Ninja Homer
Member
- Joined
- May 30, 2007
- Messages
- 3,290
People still are living in dreamland. They don't understand the cause and effect of what got us into this situation. I just talked to someone tonight who still thinks socialized medicine is the way to go. I heard a long, drawn out story, about a woman who had 3 kids, 2 jobs, whose husband had left and did not have health insurance, because she was part-time. The mean 'ol companies did not offer health care to part-timers.
It's almost like we need to have a schematic that shows the cause-effect relationships of how we got to where we are today, for example with health care. The goal would be to have a diagram that showed how government intervention and corporatism are at the root cause of medical costs being so sky high. Then, another diagram perhaps that shows how the outcome would be different by removing that intervention. In the end showing how the woman and her kids would be much better off by getting government and its insidious relationships, out of health care. It needs to be very simple and to the point, so anyone could understand it.
I had the opposite experience tonight. I went to a kind of Monday night football gathering, where there were 5 other people that I've talked to about Ron Paul in the past. They've all been apathetic in the past, and didn't feel that there was that urgent of a problem, and weren't really interested in changing anything.
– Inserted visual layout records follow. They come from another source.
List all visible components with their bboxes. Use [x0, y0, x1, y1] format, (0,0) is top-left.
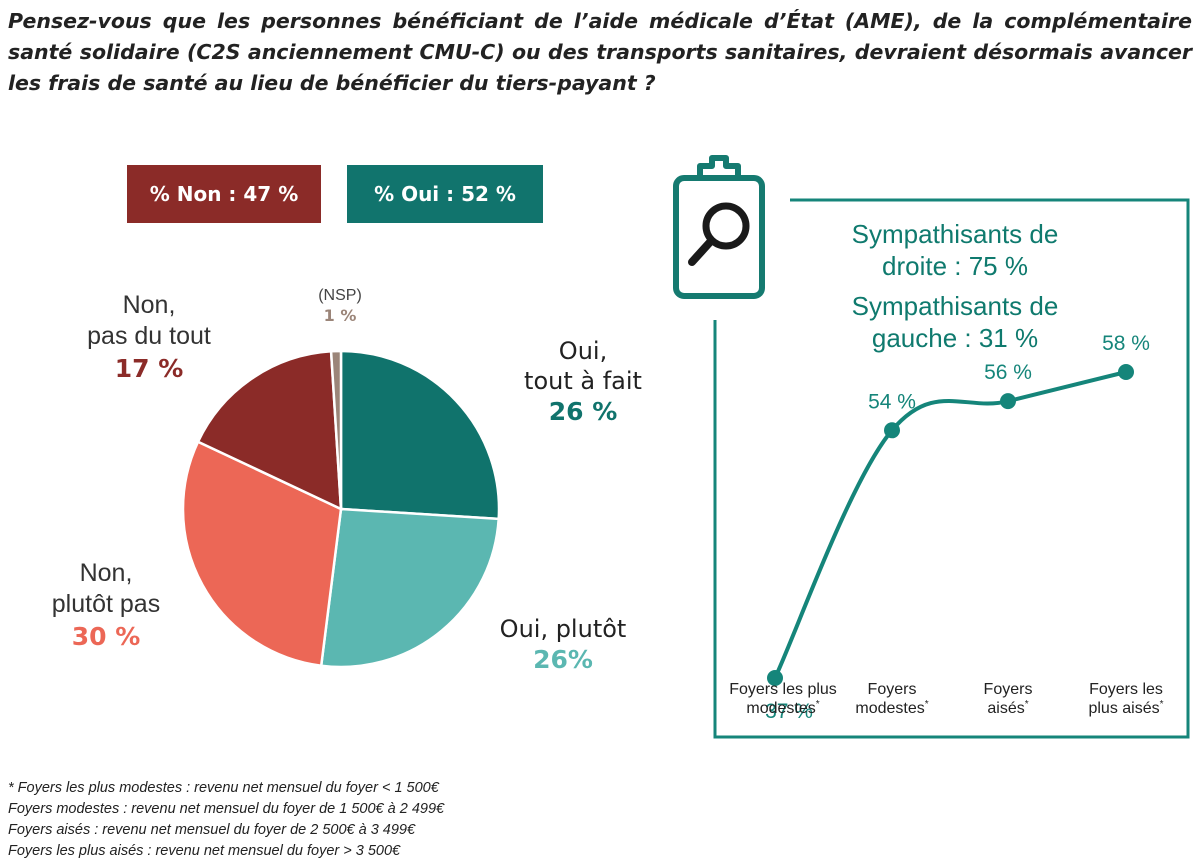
data-label-3: 58 % [1102, 332, 1150, 355]
symp-droite-line2: droite : 75 % [882, 251, 1028, 281]
data-point-0 [767, 670, 783, 686]
pie-label-otaf-line1: Oui, [558, 337, 608, 365]
data-label-0: 37 % [765, 700, 813, 723]
x-tick-label-1-1: modestes* [855, 699, 928, 717]
pie-label-otaf-value: 26 % [548, 397, 618, 426]
symp-gauche-line2: gauche : 31 % [871, 323, 1039, 353]
question-title: Pensez-vous que les personnes bénéfician… [8, 9, 1192, 95]
pie-label-npp-line2: plutôt pas [51, 590, 161, 619]
pie-label-non-plutot-pas: Non, plutôt pas 30 % [40, 558, 172, 652]
pie-label-nsp-text: (NSP) [318, 287, 362, 304]
pie-label-oui-plutot: Oui, plutôt 26% [478, 614, 648, 675]
x-tick-label-0-0: Foyers les plus [729, 681, 837, 698]
x-tick-label-0-1: modestes* [746, 699, 819, 717]
pie-label-npdt-line2: pas du tout [87, 322, 211, 351]
pie-label-nsp-value: 1 % [323, 306, 357, 325]
sympathisants-gauche: Sympathisants de gauche : 31 % [790, 290, 1120, 354]
footnote-3: Foyers aisés : revenu net mensuel du foy… [8, 822, 416, 838]
pie-slice-2 [181, 440, 343, 668]
x-tick-label-1-0: Foyers [868, 681, 917, 698]
clipboard-magnifier-icon [673, 155, 765, 299]
badge-non-total: % Non : 47 % [127, 165, 321, 223]
pie-label-non-pas-du-tout: Non, pas du tout 17 % [68, 290, 230, 384]
pie-label-nsp: (NSP) 1 % [300, 286, 380, 326]
badge-oui-total: % Oui : 52 % [347, 165, 543, 223]
pie-slice-3 [196, 349, 343, 512]
series-line [773, 370, 1127, 679]
pie-label-npp-line1: Non, [79, 559, 133, 587]
pie-label-npdt-value: 17 % [114, 353, 184, 383]
data-point-1 [884, 422, 900, 439]
pie-label-otaf-line2: tout à fait [524, 367, 642, 395]
symp-gauche-line1: Sympathisants de [851, 291, 1059, 321]
x-tick-label-2-0: Foyers [984, 681, 1033, 698]
pie-slice-1 [319, 507, 501, 669]
data-point-2 [1000, 393, 1016, 410]
x-tick-label-3-0: Foyers les [1089, 681, 1163, 698]
footnote-4: Foyers les plus aisés : revenu net mensu… [8, 843, 401, 859]
x-tick-label-3-1: plus aisés* [1088, 699, 1163, 717]
data-label-2: 56 % [984, 361, 1032, 384]
data-point-3 [1118, 364, 1134, 380]
pie-slice-0 [339, 349, 501, 521]
x-tick-label-2-1: aisés* [987, 699, 1028, 717]
sympathisants-droite: Sympathisants de droite : 75 % [790, 218, 1120, 282]
symp-droite-line1: Sympathisants de [851, 219, 1059, 249]
pie-chart [181, 349, 501, 669]
footnotes: * Foyers les plus modestes : revenu net … [8, 778, 444, 862]
pie-label-op-line1: Oui, plutôt [499, 615, 627, 643]
pie-label-op-value: 26% [533, 645, 593, 674]
data-label-1: 54 % [868, 390, 916, 413]
footnote-1: * Foyers les plus modestes : revenu net … [8, 780, 439, 796]
pie-label-oui-tout-a-fait: Oui, tout à fait 26 % [488, 336, 678, 427]
pie-label-npdt-line1: Non, [122, 291, 176, 319]
pie-label-npp-value: 30 % [71, 621, 141, 651]
pie-slice-4 [329, 349, 343, 510]
panel-frame [713, 198, 1190, 739]
footnote-2: Foyers modestes : revenu net mensuel du … [8, 801, 445, 817]
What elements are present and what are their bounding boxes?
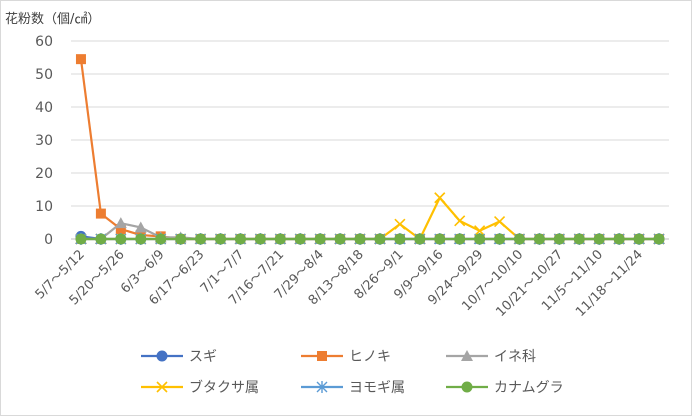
data-point: [294, 233, 306, 245]
legend-item: ブタクサ属: [141, 379, 259, 396]
y-tick-label: 40: [35, 100, 53, 116]
legend-label: ヨモギ属: [349, 380, 405, 396]
y-axis-ticks: 0 10 20 30 40 50 60: [35, 34, 53, 248]
data-point: [234, 233, 246, 245]
data-point: [75, 233, 87, 245]
data-point: [394, 233, 406, 245]
legend-label: ヒノキ: [349, 349, 391, 365]
data-point: [95, 233, 107, 245]
y-axis-title: 花粉数（個/㎠）: [5, 11, 100, 27]
legend-marker: [461, 350, 473, 361]
y-tick-label: 50: [35, 67, 53, 83]
data-point: [175, 233, 187, 245]
legend-marker: [156, 350, 168, 362]
data-point: [215, 233, 226, 245]
data-point: [95, 208, 106, 219]
series-6: [75, 233, 665, 245]
data-point: [434, 233, 446, 245]
legend-label: スギ: [189, 349, 217, 365]
data-point: [115, 224, 126, 235]
legend-item: イネ科: [446, 349, 536, 365]
data-point: [494, 215, 506, 228]
data-point: [633, 233, 645, 245]
legend-label: カナムグラ: [494, 380, 564, 396]
data-point: [494, 233, 506, 245]
legend-label: イネ科: [494, 349, 536, 365]
data-point: [155, 233, 167, 245]
data-point: [553, 233, 565, 245]
legend-item: カナムグラ: [446, 380, 564, 396]
legend-item: スギ: [141, 349, 217, 365]
series-line: [80, 196, 660, 241]
data-point: [394, 218, 406, 230]
legend-item: ヒノキ: [301, 349, 391, 365]
series-line: [79, 59, 660, 241]
series-2: [75, 54, 665, 244]
y-tick-label: 0: [44, 232, 53, 248]
legend-marker: [317, 351, 327, 361]
data-point: [115, 233, 127, 245]
data-point: [474, 225, 486, 237]
y-tick-label: 30: [35, 133, 53, 149]
data-point: [195, 233, 207, 245]
data-point: [134, 221, 147, 233]
data-point: [653, 233, 665, 245]
data-point: [374, 233, 386, 245]
legend-marker: [156, 381, 168, 393]
legend-marker: [461, 381, 473, 393]
data-point: [593, 233, 605, 245]
y-tick-label: 20: [35, 166, 53, 182]
data-point: [533, 233, 545, 245]
legend-item: ヨモギ属: [301, 380, 405, 396]
data-point: [135, 233, 147, 245]
gridlines: [71, 40, 669, 240]
data-point: [573, 233, 585, 245]
data-point: [613, 233, 625, 245]
data-point: [434, 192, 446, 204]
data-point: [454, 233, 466, 245]
y-tick-label: 10: [35, 199, 53, 215]
series-group: [74, 54, 666, 245]
data-point: [114, 217, 127, 229]
series-line: [80, 222, 660, 241]
y-tick-label: 60: [35, 34, 53, 50]
legend-label: ブタクサ属: [189, 379, 259, 396]
data-point: [454, 215, 466, 227]
data-point: [254, 233, 266, 245]
data-point: [274, 233, 286, 245]
x-axis-ticks: 5/7～5/125/20～5/266/3～6/96/17～6/237/1～7/7…: [33, 247, 646, 320]
legend-marker: [316, 381, 328, 393]
data-point: [414, 233, 426, 245]
data-point: [474, 233, 486, 245]
data-point: [354, 233, 366, 245]
data-point: [314, 233, 326, 245]
data-point: [75, 54, 86, 65]
data-point: [334, 233, 346, 245]
data-point: [514, 233, 525, 245]
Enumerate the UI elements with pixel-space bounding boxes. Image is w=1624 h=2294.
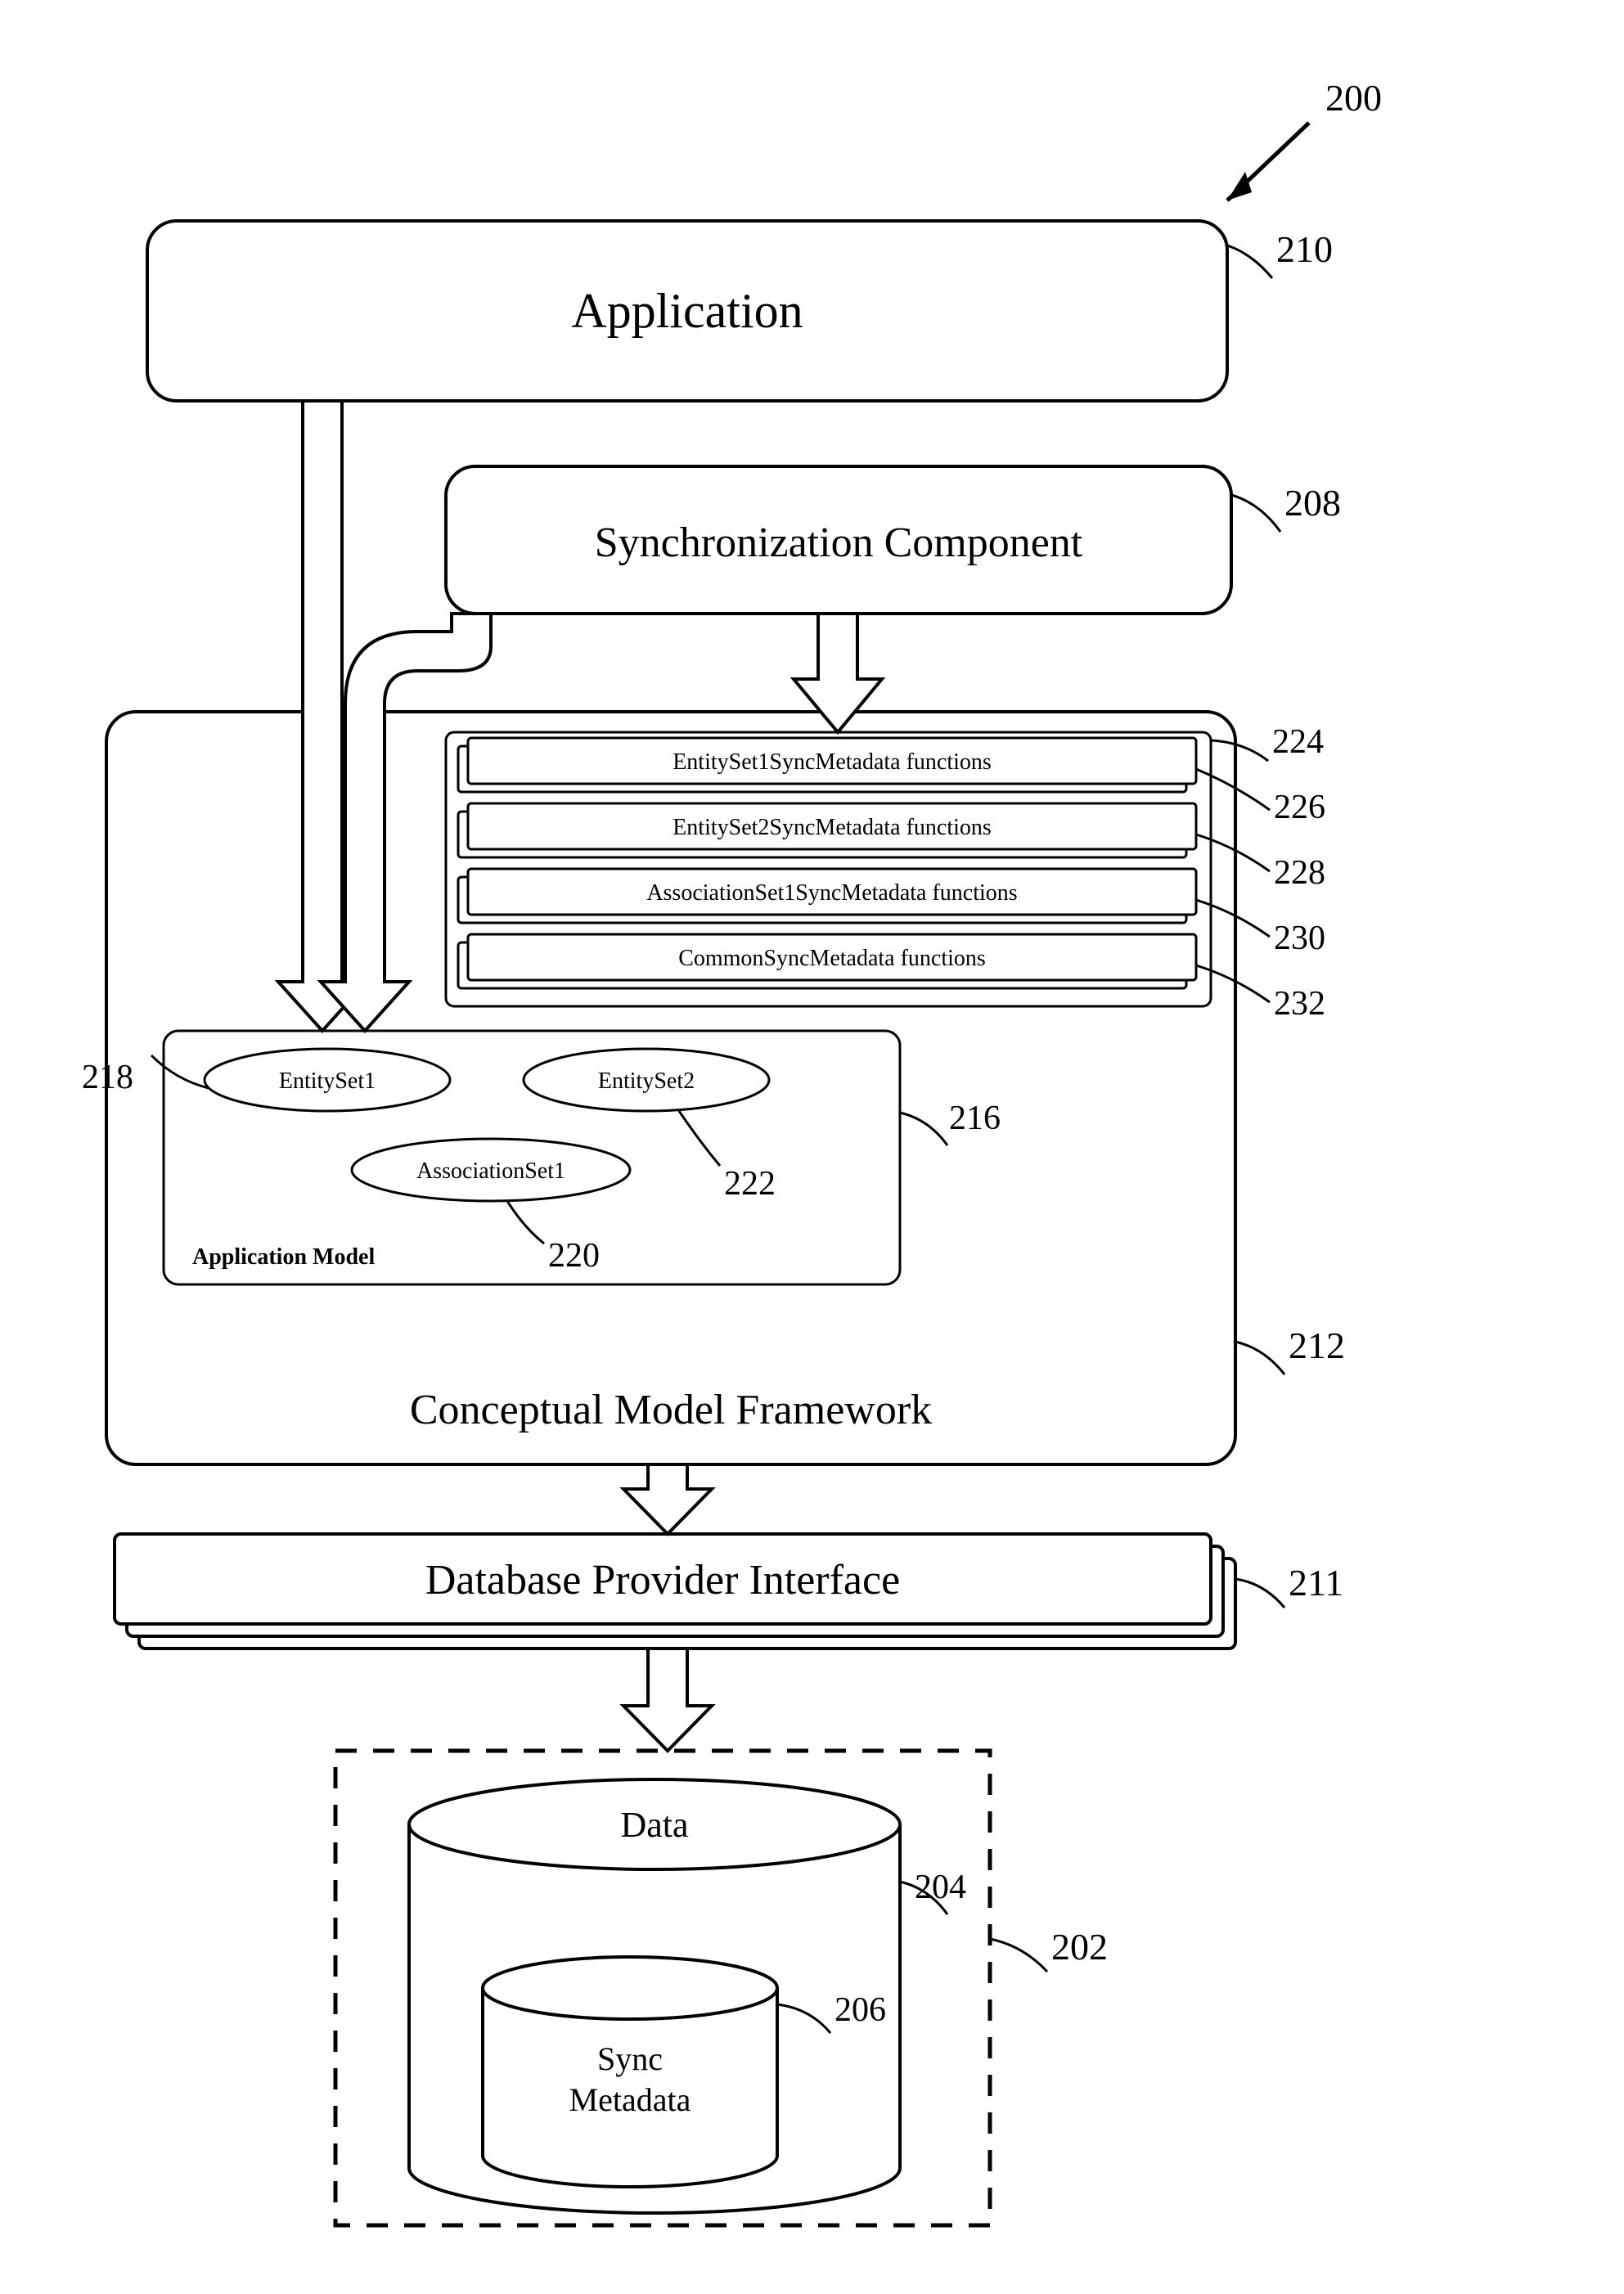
function-item-label: AssociationSet1SyncMetadata functions	[646, 880, 1017, 906]
app-model-label: Application Model	[192, 1244, 375, 1270]
datastore-ref: 202	[1051, 1926, 1108, 1968]
association-set-label: AssociationSet1	[416, 1158, 565, 1184]
app-model-box: Application Model 216 EntitySet1 218 Ent…	[82, 1031, 1001, 1284]
function-item-ref: 232	[1274, 985, 1325, 1023]
function-item-label: EntitySet1SyncMetadata functions	[673, 749, 992, 775]
arrow-framework-to-provider	[623, 1464, 712, 1534]
function-item-label: EntitySet2SyncMetadata functions	[673, 815, 992, 840]
sync-component-box: Synchronization Component 208	[446, 466, 1341, 614]
sync-cylinder-label2: Metadata	[569, 2081, 691, 2118]
figure-ref-arrow: 200	[1227, 77, 1382, 200]
function-item-label: CommonSyncMetadata functions	[678, 946, 986, 971]
functions-group-ref: 224	[1272, 723, 1324, 761]
figure-ref: 200	[1325, 77, 1382, 119]
sync-cylinder-ref: 206	[834, 1991, 886, 2029]
application-ref: 210	[1276, 228, 1333, 270]
data-cylinder-label: Data	[620, 1805, 688, 1845]
entity-set-label: EntitySet1	[279, 1068, 376, 1094]
sync-component-ref: 208	[1284, 482, 1341, 524]
provider-ref: 211	[1289, 1562, 1343, 1604]
framework-label: Conceptual Model Framework	[410, 1387, 932, 1433]
entity-set-ref: 222	[724, 1165, 776, 1203]
function-item-ref: 228	[1274, 854, 1325, 892]
data-cylinder-ref: 204	[915, 1869, 966, 1906]
application-box: Application 210	[147, 221, 1333, 401]
functions-group: 224 EntitySet1SyncMetadata functions 226…	[446, 723, 1325, 1023]
function-item-ref: 226	[1274, 789, 1325, 826]
association-set-ref: 220	[548, 1237, 600, 1275]
sync-cylinder-label1: Sync	[597, 2040, 663, 2077]
framework-ref: 212	[1289, 1325, 1345, 1366]
provider-box: Database Provider Interface 211	[115, 1534, 1343, 1649]
provider-label: Database Provider Interface	[425, 1557, 900, 1604]
app-model-ref: 216	[949, 1100, 1001, 1137]
application-label: Application	[571, 284, 803, 338]
entity-set-ref: 218	[82, 1059, 133, 1096]
sync-component-label: Synchronization Component	[595, 520, 1083, 566]
entity-set-label: EntitySet2	[598, 1068, 695, 1094]
function-item-ref: 230	[1274, 920, 1325, 957]
arrow-provider-to-datastore	[623, 1649, 712, 1751]
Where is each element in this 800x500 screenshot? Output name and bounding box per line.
I didn't even bring up politics... they all started asking me what Ron Paul had to say about the bailout, how we can take back our freedom, how we can change things, etc. We kind of watched the game, but mostly we talked politics all night, and these are Vikings fans watching a Monday night Vikings game... they aren't usually distracted from their game.
The bailout changed things for a lot of people, and they are waking up from their apathy. All 5 of them agreed that they can no longer vote for either of the 2 major parties, and 2 of them said they wanted to write in Ron Paul (I recommended they look into Baldwin, because a write in for Ron Paul probably won't even be counted, but it's their vote and they can do what they want). All 5 of them also told me they will be voting for Dean Barkley for senate, who is an independent candidate endorsed by Ventura, running against Norm Coleman and Al Franken (and Barkley is doing well in the polls!).
Things are changing faster than I thought possible. Not just in the economy, but in the general view of politics as well. People who were once willing to settle for the status quo are now realizing what this government has taken from them, and they are more and more willing to step up and take back what's theirs. I may have planted the idea in their heads long ago, but tonight it didn't take any persuasion from me. They came to their decisions on their own.